Mohammed Rafi My Abba: A Memoir by Yasmin Khalid Rafi; Tranquebar Press; 204 pages; Rs 250
In this country of almost a billion and a quarter you might find some people who have not heard of Mohammed Rafi. In such a scenario, My Abba: A Memoir, a book on the great singer written by his daughter-in-law Yasmin Khalid Rafi in its stream of conscience kind of technique, connects one to his life like no other book. Yasmin is writing about someone she idolised and loved, like only a daughter can. When she talks of him, a jumble of memories comes rushing back and surrounds her—the songs she liked, the music directors who worked with Rafi Saheb, his simplicity, his generousness, his love for his family, his insecurities, his inability to be flamboyant, the metamorphosis that transformed him into a great performer the moment he set foot on the stage.
Yasmin led a privileged life; she grew up loving the voice of Mohammed Rafi. While she listened to his magnificent voice, she created a mental image of the man who could always create magic with his incredible voice. A few years later, she got married to Mohammed Rafi’s favourite son. Her joy knew no bounds despite the fact that Khalid lived in London and she had to leave her family and India, she didn’t seem to be overly anxious about going to a strange land. She kept travelling back and in the 70s when Rafi Saheb began to visit London regularly, she got to spend more time with her parents-in-law.

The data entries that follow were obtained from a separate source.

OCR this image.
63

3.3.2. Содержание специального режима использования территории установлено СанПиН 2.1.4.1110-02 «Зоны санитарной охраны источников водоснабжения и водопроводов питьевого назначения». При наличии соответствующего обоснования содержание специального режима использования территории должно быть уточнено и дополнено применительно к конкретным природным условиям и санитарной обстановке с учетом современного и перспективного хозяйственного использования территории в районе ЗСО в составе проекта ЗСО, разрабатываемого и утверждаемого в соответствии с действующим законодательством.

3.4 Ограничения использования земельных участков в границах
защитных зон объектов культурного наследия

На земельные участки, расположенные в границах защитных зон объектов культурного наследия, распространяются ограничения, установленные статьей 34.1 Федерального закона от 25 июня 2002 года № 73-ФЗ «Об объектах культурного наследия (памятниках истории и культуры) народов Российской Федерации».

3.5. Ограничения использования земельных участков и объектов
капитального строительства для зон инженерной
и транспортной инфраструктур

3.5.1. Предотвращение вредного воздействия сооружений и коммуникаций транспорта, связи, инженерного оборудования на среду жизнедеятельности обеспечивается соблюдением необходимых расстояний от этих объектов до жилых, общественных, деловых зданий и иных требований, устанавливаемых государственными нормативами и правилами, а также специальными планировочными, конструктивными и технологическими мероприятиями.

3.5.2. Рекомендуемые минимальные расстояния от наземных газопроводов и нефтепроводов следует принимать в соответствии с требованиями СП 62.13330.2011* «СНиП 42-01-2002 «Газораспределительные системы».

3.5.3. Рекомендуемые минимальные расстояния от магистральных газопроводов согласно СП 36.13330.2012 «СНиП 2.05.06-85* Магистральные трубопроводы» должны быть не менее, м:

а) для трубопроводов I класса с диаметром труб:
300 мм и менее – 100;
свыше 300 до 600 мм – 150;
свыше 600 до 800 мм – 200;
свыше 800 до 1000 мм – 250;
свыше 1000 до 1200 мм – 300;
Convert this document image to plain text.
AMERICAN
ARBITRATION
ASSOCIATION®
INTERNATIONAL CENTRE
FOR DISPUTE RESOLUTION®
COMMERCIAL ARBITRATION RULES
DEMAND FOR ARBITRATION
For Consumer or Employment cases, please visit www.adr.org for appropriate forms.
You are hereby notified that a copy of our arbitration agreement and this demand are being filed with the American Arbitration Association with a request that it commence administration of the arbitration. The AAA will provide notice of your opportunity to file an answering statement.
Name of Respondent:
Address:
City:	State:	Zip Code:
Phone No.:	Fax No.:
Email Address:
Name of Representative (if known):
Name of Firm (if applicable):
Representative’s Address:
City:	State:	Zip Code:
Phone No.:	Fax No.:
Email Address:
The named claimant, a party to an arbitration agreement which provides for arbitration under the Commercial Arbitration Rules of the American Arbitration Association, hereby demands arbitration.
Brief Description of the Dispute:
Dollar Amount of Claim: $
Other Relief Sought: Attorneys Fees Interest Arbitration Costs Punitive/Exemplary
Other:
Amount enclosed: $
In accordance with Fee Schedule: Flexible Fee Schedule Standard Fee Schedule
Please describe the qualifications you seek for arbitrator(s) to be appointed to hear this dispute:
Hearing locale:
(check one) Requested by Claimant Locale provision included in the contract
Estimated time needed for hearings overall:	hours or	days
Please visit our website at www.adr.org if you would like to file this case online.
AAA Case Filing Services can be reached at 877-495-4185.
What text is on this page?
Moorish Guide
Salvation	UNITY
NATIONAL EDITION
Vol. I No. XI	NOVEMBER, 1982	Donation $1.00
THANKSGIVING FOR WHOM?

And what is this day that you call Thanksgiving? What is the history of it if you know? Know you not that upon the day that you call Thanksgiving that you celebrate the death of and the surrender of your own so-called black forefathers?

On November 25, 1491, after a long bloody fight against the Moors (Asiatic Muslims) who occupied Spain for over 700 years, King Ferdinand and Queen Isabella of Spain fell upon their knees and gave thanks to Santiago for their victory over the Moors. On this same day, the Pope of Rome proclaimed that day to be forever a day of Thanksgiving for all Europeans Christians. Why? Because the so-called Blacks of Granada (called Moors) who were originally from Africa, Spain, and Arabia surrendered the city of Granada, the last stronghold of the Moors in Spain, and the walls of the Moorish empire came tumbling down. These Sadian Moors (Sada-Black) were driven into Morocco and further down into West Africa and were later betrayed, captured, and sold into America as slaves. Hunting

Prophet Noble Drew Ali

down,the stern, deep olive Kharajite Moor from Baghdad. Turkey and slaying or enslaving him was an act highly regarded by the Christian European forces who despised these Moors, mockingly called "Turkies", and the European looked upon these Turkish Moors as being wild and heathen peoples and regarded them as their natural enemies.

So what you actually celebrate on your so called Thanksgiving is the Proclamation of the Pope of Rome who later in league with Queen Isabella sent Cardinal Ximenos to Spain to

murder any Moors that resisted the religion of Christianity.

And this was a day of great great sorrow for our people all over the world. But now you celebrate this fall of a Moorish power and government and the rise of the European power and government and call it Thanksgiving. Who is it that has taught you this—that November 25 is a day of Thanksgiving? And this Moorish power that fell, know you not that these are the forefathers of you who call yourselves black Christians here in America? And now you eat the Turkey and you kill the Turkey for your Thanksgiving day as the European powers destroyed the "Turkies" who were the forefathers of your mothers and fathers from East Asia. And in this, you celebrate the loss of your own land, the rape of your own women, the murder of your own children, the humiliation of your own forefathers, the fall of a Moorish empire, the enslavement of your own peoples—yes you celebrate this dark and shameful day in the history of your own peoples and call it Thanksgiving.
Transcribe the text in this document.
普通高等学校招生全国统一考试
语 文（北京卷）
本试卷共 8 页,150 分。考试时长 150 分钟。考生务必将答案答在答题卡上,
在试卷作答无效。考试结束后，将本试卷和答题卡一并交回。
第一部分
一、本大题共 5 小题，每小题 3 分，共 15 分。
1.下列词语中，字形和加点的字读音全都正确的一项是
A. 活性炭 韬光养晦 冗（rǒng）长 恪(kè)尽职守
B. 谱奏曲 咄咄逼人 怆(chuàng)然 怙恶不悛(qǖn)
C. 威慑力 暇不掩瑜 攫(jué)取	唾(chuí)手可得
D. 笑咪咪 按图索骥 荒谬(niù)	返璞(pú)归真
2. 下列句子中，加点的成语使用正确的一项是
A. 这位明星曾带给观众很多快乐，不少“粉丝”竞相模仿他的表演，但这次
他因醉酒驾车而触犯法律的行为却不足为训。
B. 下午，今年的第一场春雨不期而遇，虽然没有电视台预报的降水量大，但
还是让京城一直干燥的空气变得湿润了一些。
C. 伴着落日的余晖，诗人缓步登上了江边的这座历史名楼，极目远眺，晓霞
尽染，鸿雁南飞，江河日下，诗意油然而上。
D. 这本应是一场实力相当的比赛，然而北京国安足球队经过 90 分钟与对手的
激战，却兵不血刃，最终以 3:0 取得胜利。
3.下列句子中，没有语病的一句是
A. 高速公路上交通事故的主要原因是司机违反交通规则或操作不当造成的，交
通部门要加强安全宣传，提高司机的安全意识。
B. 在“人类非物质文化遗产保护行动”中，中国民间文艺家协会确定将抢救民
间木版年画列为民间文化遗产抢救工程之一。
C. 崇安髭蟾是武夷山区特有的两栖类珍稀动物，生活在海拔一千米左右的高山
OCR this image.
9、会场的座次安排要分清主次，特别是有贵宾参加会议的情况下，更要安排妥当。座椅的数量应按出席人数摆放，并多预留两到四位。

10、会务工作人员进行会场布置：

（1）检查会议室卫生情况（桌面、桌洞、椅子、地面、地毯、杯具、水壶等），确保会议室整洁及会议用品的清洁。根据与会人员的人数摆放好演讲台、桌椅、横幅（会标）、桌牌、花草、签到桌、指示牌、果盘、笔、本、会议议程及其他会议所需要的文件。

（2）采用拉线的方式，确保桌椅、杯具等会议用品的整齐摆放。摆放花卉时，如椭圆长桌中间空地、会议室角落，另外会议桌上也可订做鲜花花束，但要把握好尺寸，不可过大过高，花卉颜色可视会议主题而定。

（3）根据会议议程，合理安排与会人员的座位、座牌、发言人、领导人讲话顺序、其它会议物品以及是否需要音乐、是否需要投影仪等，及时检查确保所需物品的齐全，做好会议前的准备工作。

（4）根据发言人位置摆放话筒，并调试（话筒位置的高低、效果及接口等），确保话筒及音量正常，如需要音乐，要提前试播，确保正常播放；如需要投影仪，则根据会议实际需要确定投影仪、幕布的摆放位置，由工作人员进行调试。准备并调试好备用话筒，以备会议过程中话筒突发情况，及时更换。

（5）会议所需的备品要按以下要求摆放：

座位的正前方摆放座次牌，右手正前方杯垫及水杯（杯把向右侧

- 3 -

My Abba talks about the man, his background, his deeply religious family, where singing and music were hardly the kinds of things that one indulged in. It also talks about the man who prayed regularly, fasted, performed the Haj, sang Hamds in praise of Allah and Na’ats in praise of Prophet Mohammad, was keen to sing at the shrine of a Sufi and when security concerns denied him the opportunity, was at ease singing late into the night at a friend’s house. The man could also be deeply hurt when his contribution to a mosque was not accepted because he had earned it through singing and in his hurt asked, “Who gave me this voice if not Allah?”
The book makes no attempt to be an “objective” soulless account of birth, childhood, education, struggle, success and the painful passing away kind of biography. It is a biography in the style of tazkirahs that have been written in Urdu and in Hindi about the well-known and the famous. It is also a biography of Yasmin. My Abba was not written in English. It was written because Yasmin’s children wanted her to put together her memories of her father-in-law. Yasmin did it in the only way she could, placing her memories, her observations of Rafi saheb, the man, the performer, the Sufi, the simple uncomplicated man who could not nurse a grudge, at times not even charging money for a song because the producers or the director told him that they had no money.